PIQUA — Many local folks know him as Dr. Burkhardt, but a growing number of people are starting to refer to him as “Dr. Beer.”
Local physician Jim Burkhardt earned his malty moniker due to his role in helping to organize the annual Down The River, Down a Beer (DTRDAB) festival, which will take place this weekend in Lock Nine Riverfront Park. He and his wife Cheryl have logged many hours volunteering to make the event happen since it began three years ago.
With two days left before the evening of beer-tasting, river activities, music, food, and other festivities, Burkhardt took a few minute to discuss the brew-topia that is DTRDAB.
Q. What inspired you to organize DTRDAB?
A. My wife and I had gone to a number of beer festivals, and knowing there was nothing like this in Piqua, we thought we could host one. Having gone to larger ones like Alefest in Dayton, we thought we could do one here in town and have the proceeds go to some sort of project like the Great Miami River. Plus, having a beer fest is just a lot of fun!
Q. How has DTRDAB grown since its inception?
A. The first year, we had about 80 people. Last year, we had about 325, and this year, we expect over 600. Last year, we raised over $7,000.
Q. What do you think is the biggest draw to DTRDAB?
A. I really do think the main attraction is the beer-tasting. The side benefit is getting people down to Lock Nine and to see the river. In most sections of town, the river is not very accessible or very visible; this gets people down to look at the potential recreational, economic, and environmental aspects of the river. And the setting is beautiful!
Q. Why have craft beers become so popular in recent years?
A. I think people want to have more of a selection and more flavor. Thirty years ago, there were probably 85 breweries in the country; now there are over 100 just in ohio. The trajectory for craft beer has just taken off.

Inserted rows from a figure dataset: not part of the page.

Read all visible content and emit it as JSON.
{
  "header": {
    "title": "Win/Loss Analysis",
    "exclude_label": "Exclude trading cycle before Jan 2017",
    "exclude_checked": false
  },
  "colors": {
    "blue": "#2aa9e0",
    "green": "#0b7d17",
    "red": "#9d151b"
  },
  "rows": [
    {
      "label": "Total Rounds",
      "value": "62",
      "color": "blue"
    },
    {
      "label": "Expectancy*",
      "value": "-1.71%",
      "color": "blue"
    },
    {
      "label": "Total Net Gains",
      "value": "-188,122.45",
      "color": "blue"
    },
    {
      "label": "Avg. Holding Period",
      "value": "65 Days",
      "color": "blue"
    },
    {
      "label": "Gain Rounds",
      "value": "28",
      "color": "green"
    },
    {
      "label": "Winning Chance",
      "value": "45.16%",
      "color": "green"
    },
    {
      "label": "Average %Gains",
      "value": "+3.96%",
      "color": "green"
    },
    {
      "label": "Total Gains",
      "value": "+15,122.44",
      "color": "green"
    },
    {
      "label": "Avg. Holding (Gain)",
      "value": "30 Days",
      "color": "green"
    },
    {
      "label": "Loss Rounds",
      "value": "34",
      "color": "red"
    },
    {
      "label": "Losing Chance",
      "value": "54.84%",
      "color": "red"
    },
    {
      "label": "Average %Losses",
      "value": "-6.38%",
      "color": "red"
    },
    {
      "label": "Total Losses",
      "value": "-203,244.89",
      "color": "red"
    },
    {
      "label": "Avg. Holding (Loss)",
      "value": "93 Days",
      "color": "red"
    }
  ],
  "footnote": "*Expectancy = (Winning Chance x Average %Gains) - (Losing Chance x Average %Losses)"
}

Just like wine has different varieties, you can get a variety of different tastes in beer.
Q. What are some of the beers types that will be offered at DTRDAB?
A. There will be a lot of wheat beers, as well as bourbon barrel beers, and lighter fruit beers for the summer, Belgian-style beers … a whole variety of stuff and people can try things they wouldn’t normally get a chance to try.
Q. What food vendors will be represented?
A. Mulligan’s Pub will be there and Cold Stone Creamery is bringing up a truck. Maybe we’ll take a small serving of ice cream and make beer floats! Ice cream goes really well with stouts and porters, and with a couple of the fruit beers, like raspberry and peach … with wheat beers, you can do a vanilla float.
Q. Where do the proceeds from the event go?
A. The proceeds are going toward establishing a river steward program in conjunction with Edison (State Community College) to get students out on the water to make sure it’s in good shape ecologically and environmentally.
Q. What’s the importance of a river steward program?
A. Historically, the river was something we feared because it flooded and created problems. But there are a lot of recreational opportunities. If you look at the demographics, young people like communities that are active, and the waterway and bike trail have those opportunities for getting out and about.